こんなに笑ったのはいつぶりだろ。涙を浮かべながらヒッーヒッーと息を整えると、不服そうに仏頂面の悪魔と目が合って言った。



「いいよ。あなたと契約してあげる。」



「…はあ?」と悪魔は目を見開いて驚いた。どこのどの話の流れからそうなったのか、理解できない悪魔は馬鹿にされたと憤慨する。



「貴様…舐めるのも大概にしろよ。魔力はなくとも、お前のような小娘1人なら……

……腹を下させる事ぐらい容易いんだからなっ!!」



後半、ヤケクソ気味に悪魔はそう叫ぶ。「はいはい。」と玲は軽くいなすと悪魔の手を取った。



「あなたが欲しい憎悪ってのは持ち合わせてないけど、私…あなたともっと話したくなっちゃった。

友達になってよ。そうすればいくらでも、あなたの口車に付き合ってあげるから。」



悪魔はそれを聞くと「…友達…」と呟くと口をもにょもにょさせながら、まんざらでもない表情を見せる。

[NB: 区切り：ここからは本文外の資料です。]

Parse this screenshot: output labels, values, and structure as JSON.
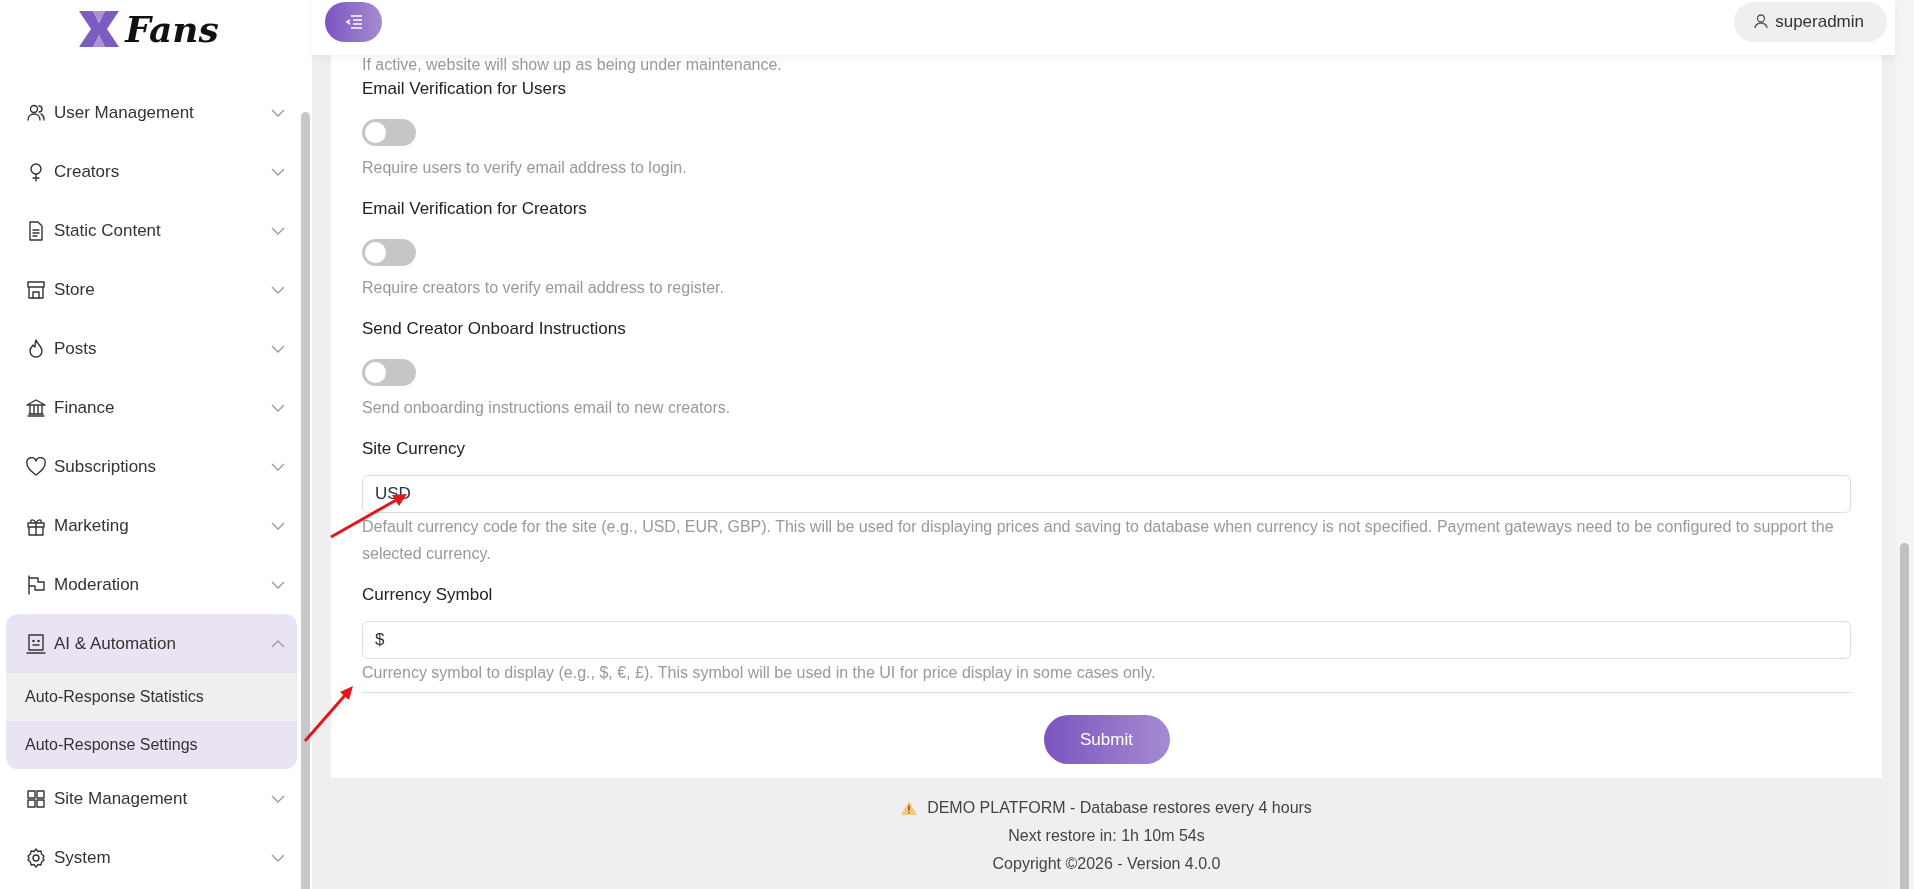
{
  "logo": {
    "text": "Fans"
  },
  "sidebar": {
    "items": [
      {
        "label": "User Management",
        "expanded": false
      },
      {
        "label": "Creators",
        "expanded": false
      },
      {
        "label": "Static Content",
        "expanded": false
      },
      {
        "label": "Store",
        "expanded": false
      },
      {
        "label": "Posts",
        "expanded": false
      },
      {
        "label": "Finance",
        "expanded": false
      },
      {
        "label": "Subscriptions",
        "expanded": false
      },
      {
        "label": "Marketing",
        "expanded": false
      },
      {
        "label": "Moderation",
        "expanded": false
      },
      {
        "label": "AI & Automation",
        "expanded": true,
        "children": [
          {
            "label": "Auto-Response Statistics",
            "selected": false
          },
          {
            "label": "Auto-Response Settings",
            "selected": true
          }
        ]
      },
      {
        "label": "Site Management",
        "expanded": false
      },
      {
        "label": "System",
        "expanded": false
      }
    ]
  },
  "header": {
    "user": "superadmin"
  },
  "settings": [
    {
      "kind": "note",
      "help": "If active, website will show up as being under maintenance."
    },
    {
      "kind": "toggle",
      "label": "Email Verification for Users",
      "on": false,
      "help": "Require users to verify email address to login."
    },
    {
      "kind": "toggle",
      "label": "Email Verification for Creators",
      "on": false,
      "help": "Require creators to verify email address to register."
    },
    {
      "kind": "toggle",
      "label": "Send Creator Onboard Instructions",
      "on": false,
      "help": "Send onboarding instructions email to new creators."
    },
    {
      "kind": "text",
      "label": "Site Currency",
      "value": "USD",
      "help": "Default currency code for the site (e.g., USD, EUR, GBP). This will be used for displaying prices and saving to database when currency is not specified. Payment gateways need to be configured to support the selected currency."
    },
    {
      "kind": "text",
      "label": "Currency Symbol",
      "value": "$",
      "help": "Currency symbol to display (e.g., $, €, £). This symbol will be used in the UI for price display in some cases only."
    }
  ],
  "submit": "Submit",
  "footer": {
    "notice": "DEMO PLATFORM - Database restores every 4 hours",
    "next_restore": "Next restore in: 1h 10m 54s",
    "copyright": "Copyright ©2026 - Version 4.0.0"
  }
}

だが、そこは畏怖の存在の悪魔。即座に威厳を整える。玲の手を握り返した。…冷たいものが流れてくる感じがした。



「…これで契約成立だ。

だが、まだまだこれからだ。貴様にはこれから、憎悪の力をこれでもかっ!ってくらい溜めてもらうぞ!


フハハハハッ!力に溺れた愚かな小娘よ!これから俺様の口車に乗り続けるのだ!覚悟するといい!」



ようやく言えたセリフを吐けて満足げな悪魔。

そんな彼に玲は、笑いを堪えながらも周りの目も気にせず、冷たくも優しい手を握り続けるのだった。